Dass die Bewohner nur einer eingeschränkten und eben keiner Gesamtverantwortung des Trägers der Wohngemeinschaft unterliegen,
zeigt sich schließlich auch daran, dass sie grundsätzlich selbständig über ihr Einkommen - hier hat die Beigeladene dem Hilfeempfänger
Hilfe zur Pflege nach dem Bundessozialhilfegesetz gewährt - verfügen können, dieses also nicht aus der Hand und damit auch nicht unter der Kontrolle des Trägers der Wohngemeinschaft
erhalten (vgl. zu diesen Kriterien BVerwGE 95, 149/154; BVerwG FEVS 45, 52/57).

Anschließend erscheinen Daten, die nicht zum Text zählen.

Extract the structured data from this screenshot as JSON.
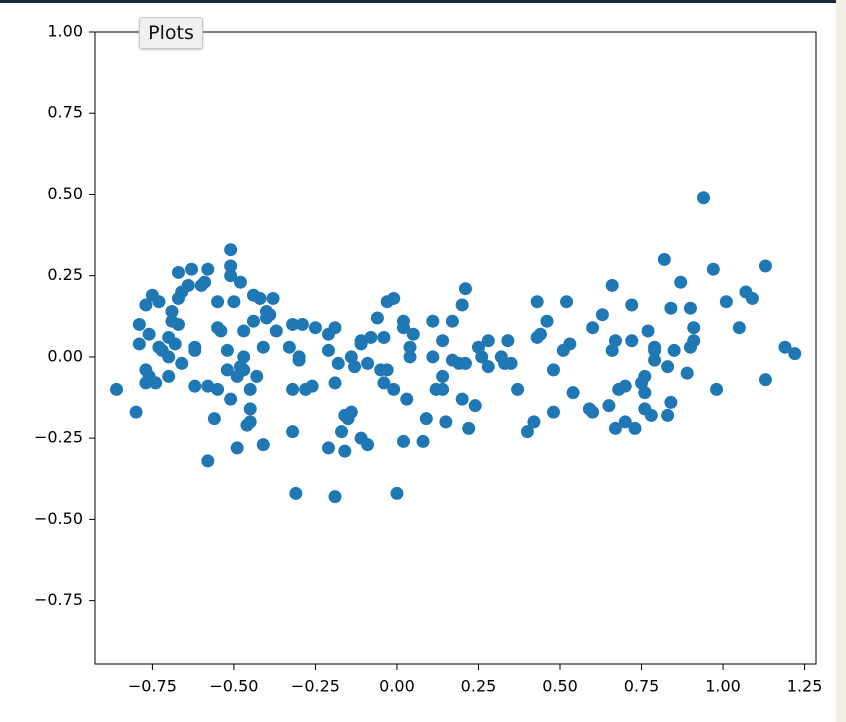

Auch der Umstand, dass die Wohngemeinschaft rechtskräftig als Heim im Sinne des Heimgesetzes festgestellt ist (vgl. BayVGH
vom 9. April 2003 Az. 22 ZB 01.2441), steht dem nicht entgegen. Für die Beurteilung des Begriffs der "Einrichtung" im Sinne
des § 97 Abs. 4 und § 100 Abs. 1 BSHG kann nicht in §
1 Heimgesetz Aufschluss gesucht werden (vgl. BVerwG vom 24.2.1994, a.a.O.). Denn das
Heimgesetz verfolgt einen anderen Schutzzweck als das Sozialhilferecht. Es dient vor allem dem Schutz der Heimbewohner und ist daher
eher weit auszulegen. Die Kostenerstattungsregelungen des Bundessozialhilfegesetzes dienen dagegen dem Schutz der Einrichtungsorte
vor übermäßiger finanzieller Belastung bei stationärer Versorgung. Für eine weite Auslegung ist hier kein Raum.
Nachdem es sich bei der Wohngemeinschaft jedenfalls im Zeitpunkt der Aufnahme des HE um keine Einrichtung im Sinne des § 97 Abs. 2, Satz 1, Abs. 4 BSHG handelte, ist der Beklagte nicht der nach § 97 Abs. 2 Satz 1 BSHG zuständige (überörtliche) Träger der Sozialhilfe, so dass der Kläger gegen ihn keinen Kostenerstattungsanspruch nach § 103 Abs. 1 Satz 1 BSHG hat.
2. Die Kostenentscheidung folgt aus §
154 Abs.
2, §
188 Satz 2 Halbsatz 2
VwGO. Der Verwaltungsgerichtshof hat auf eine Entscheidung über die vorläufige Vollstreckbarkeit der Kosten verzichtet, weil er
davon ausgeht, dass der Beklagte nicht beabsichtigt, seine außergerichtlichen Kosten vor Eintritt der Rechtskraft zu vollstrecken.
3. Die Revision ist nicht zuzulassen, weil die Voraussetzungen des §
132 Abs.
2 VwGO nicht vorliegen.
B e s c h l u s s:
Der Streitwert für das Berufungsverfahren wird auf 23.765,55 Euro festgesetzt.